Steve Adams, group director of supply chain operations at Coca-Cola Enterprises GB, said: “Our research with Cranfield University has revealed valuable insights on how sustainability will evolve across the food and drink supply chain.

“We’re excited to already be putting these actions into practice and have today launched a £56M investment plan as we continue our commitment to sustainable local manufacturing here in GB.”

Mark Jolly, professor of sustainable manufacturing at Cranfield University, added: “This joint research project between Coca-Cola Enterprises and Cranfield University has been a fascinating exploration of how the food and drink industry can truly embrace sustainable manufacturing in the future.” 

The five pathways truly impact not only businesses but their employees, consumers, customers and the wider society in which they operate, he said.    

 

Five pathways for sustainable food and drink manufacturing

1. Anticipating the future:

“In the future, manufacturers’ use of big data and the Internet of Things will increasingly help to assure quality and address resource productivity – improving efficiency across the whole supply chain.
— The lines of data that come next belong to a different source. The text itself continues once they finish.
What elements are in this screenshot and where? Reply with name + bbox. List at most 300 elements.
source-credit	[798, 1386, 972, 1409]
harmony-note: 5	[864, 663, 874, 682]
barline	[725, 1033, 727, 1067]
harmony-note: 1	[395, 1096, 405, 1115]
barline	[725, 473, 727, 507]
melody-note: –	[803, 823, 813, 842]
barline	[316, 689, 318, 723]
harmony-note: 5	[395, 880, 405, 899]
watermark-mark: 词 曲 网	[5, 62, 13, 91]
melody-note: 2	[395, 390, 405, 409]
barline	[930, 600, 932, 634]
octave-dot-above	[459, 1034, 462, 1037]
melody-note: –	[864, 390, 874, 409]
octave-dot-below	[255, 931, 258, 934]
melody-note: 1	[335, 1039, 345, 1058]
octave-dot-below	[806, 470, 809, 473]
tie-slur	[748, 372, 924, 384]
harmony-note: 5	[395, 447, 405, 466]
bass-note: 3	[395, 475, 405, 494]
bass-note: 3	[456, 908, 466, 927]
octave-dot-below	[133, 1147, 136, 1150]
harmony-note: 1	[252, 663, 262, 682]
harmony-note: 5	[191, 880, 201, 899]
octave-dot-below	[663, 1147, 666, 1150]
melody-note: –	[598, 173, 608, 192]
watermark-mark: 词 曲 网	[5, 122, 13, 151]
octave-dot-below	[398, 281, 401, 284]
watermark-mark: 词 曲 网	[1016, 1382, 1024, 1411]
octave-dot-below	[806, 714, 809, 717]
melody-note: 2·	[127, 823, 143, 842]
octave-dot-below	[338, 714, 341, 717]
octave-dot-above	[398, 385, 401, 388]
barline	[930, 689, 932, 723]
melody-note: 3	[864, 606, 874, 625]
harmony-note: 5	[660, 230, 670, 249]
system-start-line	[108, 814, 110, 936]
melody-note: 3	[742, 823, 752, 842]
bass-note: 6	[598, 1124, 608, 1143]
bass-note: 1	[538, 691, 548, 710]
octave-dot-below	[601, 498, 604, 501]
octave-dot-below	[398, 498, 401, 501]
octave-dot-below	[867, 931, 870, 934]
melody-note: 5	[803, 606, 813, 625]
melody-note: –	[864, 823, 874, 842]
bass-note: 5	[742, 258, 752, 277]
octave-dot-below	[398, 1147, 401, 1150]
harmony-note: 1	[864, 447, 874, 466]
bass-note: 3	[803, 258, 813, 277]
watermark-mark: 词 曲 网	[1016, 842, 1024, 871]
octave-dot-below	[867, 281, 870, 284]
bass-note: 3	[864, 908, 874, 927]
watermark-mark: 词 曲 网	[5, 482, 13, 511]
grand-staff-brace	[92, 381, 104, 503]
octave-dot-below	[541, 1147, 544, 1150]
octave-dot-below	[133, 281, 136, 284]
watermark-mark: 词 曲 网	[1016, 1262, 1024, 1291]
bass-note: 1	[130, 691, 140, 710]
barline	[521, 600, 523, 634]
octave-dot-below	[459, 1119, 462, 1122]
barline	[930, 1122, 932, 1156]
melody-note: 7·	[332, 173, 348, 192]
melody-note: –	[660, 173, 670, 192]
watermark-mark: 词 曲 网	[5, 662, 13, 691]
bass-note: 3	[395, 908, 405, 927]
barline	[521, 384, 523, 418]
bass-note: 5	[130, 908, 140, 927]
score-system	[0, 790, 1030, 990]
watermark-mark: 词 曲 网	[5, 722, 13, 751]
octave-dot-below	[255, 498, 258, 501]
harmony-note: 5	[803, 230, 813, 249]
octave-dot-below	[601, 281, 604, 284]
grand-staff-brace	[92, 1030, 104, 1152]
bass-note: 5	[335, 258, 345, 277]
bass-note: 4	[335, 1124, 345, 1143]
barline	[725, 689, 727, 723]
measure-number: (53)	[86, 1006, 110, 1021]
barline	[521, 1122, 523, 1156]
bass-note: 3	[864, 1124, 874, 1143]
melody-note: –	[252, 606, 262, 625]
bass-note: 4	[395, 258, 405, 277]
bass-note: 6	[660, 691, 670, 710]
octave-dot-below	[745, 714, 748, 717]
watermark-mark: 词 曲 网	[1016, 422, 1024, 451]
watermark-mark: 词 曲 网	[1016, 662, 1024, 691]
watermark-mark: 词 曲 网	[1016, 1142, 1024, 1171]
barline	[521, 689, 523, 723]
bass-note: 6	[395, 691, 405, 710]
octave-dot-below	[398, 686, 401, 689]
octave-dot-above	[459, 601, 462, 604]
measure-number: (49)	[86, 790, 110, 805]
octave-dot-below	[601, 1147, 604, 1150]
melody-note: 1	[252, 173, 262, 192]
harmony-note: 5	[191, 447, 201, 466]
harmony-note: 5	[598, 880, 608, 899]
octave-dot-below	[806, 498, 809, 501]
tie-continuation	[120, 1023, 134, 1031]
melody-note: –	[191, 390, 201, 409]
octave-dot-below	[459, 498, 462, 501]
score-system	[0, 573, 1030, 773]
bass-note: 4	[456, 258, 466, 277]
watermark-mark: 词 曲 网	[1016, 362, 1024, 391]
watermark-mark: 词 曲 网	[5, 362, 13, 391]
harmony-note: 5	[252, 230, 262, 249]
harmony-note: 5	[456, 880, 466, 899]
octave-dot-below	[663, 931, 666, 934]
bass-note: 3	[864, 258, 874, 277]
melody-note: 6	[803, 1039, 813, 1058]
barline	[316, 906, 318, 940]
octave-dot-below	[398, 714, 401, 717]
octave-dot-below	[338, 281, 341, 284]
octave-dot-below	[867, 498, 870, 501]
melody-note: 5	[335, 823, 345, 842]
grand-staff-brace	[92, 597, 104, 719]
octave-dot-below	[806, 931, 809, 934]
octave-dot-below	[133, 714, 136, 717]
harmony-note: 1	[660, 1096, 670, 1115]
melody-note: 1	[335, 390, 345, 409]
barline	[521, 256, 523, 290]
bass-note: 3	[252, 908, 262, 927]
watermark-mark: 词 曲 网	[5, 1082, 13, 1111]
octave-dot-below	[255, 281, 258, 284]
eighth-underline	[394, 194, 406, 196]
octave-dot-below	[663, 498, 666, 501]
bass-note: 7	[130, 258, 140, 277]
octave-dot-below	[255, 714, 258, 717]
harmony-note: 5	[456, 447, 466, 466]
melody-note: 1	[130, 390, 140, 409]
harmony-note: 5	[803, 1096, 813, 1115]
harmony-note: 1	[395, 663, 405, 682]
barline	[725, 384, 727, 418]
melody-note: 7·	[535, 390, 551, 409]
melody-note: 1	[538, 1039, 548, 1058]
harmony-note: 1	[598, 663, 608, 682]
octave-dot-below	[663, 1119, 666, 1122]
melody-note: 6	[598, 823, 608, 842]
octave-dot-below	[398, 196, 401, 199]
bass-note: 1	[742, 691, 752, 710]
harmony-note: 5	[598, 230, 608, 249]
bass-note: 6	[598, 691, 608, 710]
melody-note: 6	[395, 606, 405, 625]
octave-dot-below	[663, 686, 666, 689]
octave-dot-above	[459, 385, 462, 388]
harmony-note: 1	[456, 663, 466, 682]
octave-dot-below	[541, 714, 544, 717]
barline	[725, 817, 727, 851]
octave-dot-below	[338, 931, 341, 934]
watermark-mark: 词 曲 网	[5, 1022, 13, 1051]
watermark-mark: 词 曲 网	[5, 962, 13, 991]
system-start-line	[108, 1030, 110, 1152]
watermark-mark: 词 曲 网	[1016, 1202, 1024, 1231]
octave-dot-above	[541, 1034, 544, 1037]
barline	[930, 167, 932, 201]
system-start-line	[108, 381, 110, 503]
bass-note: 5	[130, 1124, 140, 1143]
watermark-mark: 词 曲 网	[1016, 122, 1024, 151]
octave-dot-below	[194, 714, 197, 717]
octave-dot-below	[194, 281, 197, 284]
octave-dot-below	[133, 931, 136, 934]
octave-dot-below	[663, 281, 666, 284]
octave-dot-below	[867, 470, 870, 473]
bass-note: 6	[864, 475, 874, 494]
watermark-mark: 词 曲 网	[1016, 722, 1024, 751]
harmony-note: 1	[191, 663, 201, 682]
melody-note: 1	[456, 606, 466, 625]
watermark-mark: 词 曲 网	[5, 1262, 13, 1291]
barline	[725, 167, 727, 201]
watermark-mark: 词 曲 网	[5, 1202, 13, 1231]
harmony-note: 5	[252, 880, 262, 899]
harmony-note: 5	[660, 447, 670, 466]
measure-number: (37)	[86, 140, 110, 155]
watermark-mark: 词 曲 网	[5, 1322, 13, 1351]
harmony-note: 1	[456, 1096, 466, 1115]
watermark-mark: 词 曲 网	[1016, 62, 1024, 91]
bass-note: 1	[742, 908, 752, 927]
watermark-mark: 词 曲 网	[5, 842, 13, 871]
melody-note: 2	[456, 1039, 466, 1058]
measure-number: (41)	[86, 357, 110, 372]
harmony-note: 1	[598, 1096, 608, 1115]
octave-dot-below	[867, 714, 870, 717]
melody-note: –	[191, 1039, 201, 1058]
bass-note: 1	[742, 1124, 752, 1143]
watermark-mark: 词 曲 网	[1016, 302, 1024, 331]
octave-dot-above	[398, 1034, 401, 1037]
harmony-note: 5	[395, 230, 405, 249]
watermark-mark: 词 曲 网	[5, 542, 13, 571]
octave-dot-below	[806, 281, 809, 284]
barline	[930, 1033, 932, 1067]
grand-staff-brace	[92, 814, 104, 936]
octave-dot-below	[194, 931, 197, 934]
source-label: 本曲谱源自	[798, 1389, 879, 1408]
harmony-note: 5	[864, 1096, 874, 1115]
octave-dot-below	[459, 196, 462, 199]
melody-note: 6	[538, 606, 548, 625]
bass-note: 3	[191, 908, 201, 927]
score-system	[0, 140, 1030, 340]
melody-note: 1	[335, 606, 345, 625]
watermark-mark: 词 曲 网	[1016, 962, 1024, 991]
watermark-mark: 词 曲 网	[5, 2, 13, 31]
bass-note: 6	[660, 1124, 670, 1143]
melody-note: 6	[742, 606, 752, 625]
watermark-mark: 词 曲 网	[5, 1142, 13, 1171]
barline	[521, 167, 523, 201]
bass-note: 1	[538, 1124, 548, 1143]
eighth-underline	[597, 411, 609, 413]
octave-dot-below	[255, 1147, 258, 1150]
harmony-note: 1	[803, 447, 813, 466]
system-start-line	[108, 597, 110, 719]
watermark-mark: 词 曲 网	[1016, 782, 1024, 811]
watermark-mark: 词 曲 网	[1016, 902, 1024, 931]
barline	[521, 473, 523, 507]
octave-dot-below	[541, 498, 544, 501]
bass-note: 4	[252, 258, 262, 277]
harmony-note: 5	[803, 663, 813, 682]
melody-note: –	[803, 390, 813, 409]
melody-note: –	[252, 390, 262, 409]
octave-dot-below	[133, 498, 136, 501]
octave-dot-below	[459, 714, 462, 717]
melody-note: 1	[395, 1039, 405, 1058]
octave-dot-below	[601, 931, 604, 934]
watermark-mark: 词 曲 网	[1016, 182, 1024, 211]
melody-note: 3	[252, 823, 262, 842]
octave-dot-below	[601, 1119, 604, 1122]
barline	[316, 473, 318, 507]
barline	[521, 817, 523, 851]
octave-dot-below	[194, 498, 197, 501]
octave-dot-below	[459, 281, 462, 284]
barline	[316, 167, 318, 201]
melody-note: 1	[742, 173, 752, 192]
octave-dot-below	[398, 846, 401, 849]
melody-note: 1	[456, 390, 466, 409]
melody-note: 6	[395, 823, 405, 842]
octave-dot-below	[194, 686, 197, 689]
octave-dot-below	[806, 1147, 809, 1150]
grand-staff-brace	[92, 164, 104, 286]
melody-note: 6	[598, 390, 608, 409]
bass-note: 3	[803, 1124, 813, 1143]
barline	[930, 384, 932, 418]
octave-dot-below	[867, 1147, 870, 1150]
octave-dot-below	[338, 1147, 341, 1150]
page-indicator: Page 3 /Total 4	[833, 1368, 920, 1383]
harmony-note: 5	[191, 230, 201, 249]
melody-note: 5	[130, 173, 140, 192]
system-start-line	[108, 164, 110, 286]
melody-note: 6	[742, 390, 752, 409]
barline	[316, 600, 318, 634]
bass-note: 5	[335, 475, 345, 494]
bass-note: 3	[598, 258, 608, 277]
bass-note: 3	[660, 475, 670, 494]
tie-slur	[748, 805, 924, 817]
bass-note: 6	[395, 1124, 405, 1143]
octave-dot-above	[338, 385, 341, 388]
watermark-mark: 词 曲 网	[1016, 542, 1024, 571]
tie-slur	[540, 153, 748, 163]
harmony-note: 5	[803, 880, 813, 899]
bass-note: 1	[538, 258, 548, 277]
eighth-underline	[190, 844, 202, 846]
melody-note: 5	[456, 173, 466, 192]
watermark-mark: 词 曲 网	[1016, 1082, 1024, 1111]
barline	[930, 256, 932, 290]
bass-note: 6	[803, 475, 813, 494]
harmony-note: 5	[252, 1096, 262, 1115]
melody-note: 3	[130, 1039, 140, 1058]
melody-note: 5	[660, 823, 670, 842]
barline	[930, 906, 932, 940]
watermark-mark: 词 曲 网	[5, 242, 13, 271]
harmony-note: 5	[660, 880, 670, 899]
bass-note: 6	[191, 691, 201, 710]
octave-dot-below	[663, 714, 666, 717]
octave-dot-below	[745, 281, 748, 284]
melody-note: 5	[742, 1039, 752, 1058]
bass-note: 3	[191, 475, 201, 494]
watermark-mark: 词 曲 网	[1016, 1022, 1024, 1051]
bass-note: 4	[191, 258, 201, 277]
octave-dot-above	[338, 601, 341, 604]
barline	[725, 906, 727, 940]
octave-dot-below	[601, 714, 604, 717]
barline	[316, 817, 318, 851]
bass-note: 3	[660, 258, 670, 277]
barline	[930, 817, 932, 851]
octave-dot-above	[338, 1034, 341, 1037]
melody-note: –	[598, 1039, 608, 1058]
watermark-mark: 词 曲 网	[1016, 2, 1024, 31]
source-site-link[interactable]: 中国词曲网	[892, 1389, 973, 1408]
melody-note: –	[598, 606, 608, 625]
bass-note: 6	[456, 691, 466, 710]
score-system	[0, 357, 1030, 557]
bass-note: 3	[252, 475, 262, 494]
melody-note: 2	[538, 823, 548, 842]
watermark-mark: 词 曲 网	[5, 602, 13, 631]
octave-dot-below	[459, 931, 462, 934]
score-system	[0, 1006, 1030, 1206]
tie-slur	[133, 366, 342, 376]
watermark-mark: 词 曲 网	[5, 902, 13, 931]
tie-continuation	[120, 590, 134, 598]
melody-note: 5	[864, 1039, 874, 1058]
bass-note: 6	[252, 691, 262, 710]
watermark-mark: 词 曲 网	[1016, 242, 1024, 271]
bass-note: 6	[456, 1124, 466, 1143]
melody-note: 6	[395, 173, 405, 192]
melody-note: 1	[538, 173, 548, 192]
Technology and analytics will facilitate greater real-time visibility, with innovations such as pervasive sensors giving rise to ‘smart’ operations from ‘farm to fork’, supporting the balance between supply and demand.”

2. Providing nutrition:

“In the future, the food and drink industry will continue to face greater scrutiny in all aspects of business, from ingredients used to the ethics of food labelling and animal welfare. ‘Smart’ ingredients will emerge, with the potential to replace or alter other content such as sugar, fat and salt. It is recommended that the food and drink industry continues its efforts to offer new services that focus on delivering broad value to customers, increasing emphasis on personalisation and nutrition.”

3. Sharing the benefits:

“In the future, increased industry collaboration is expected to emerge, from co-creating new products to sharing IP. It is recommended that the food and drink industry works to engage society when creating products, with shared IP and open innovation used as a way to protect the environment. Large food and drink companies must show leadership and proactively engage with consumers to deliver against their needs.”

4. Inspiring the next generation:

“In the future, the skills gap will continue to grow as a generation of experienced employees retire. Despite an increased use of automation and other technology, people will remain vital to tackling the challenges of sustainability. It is recommended that the food and drink industry does more to integrate with schools and universities, reaching learners as early as possible.”

5. Joining forces:

“In the future, the way value and leadership is understood will change dramatically as companies join forces with customers, with society and with each other. This will become accepted as the only way to grow positively whilst reducing footprint. It is recommended that food and drink manufacturers become key agents of change, using their insight to help educate and strengthen different aspects of the value chain and society on how to achieve positive environmental impact.”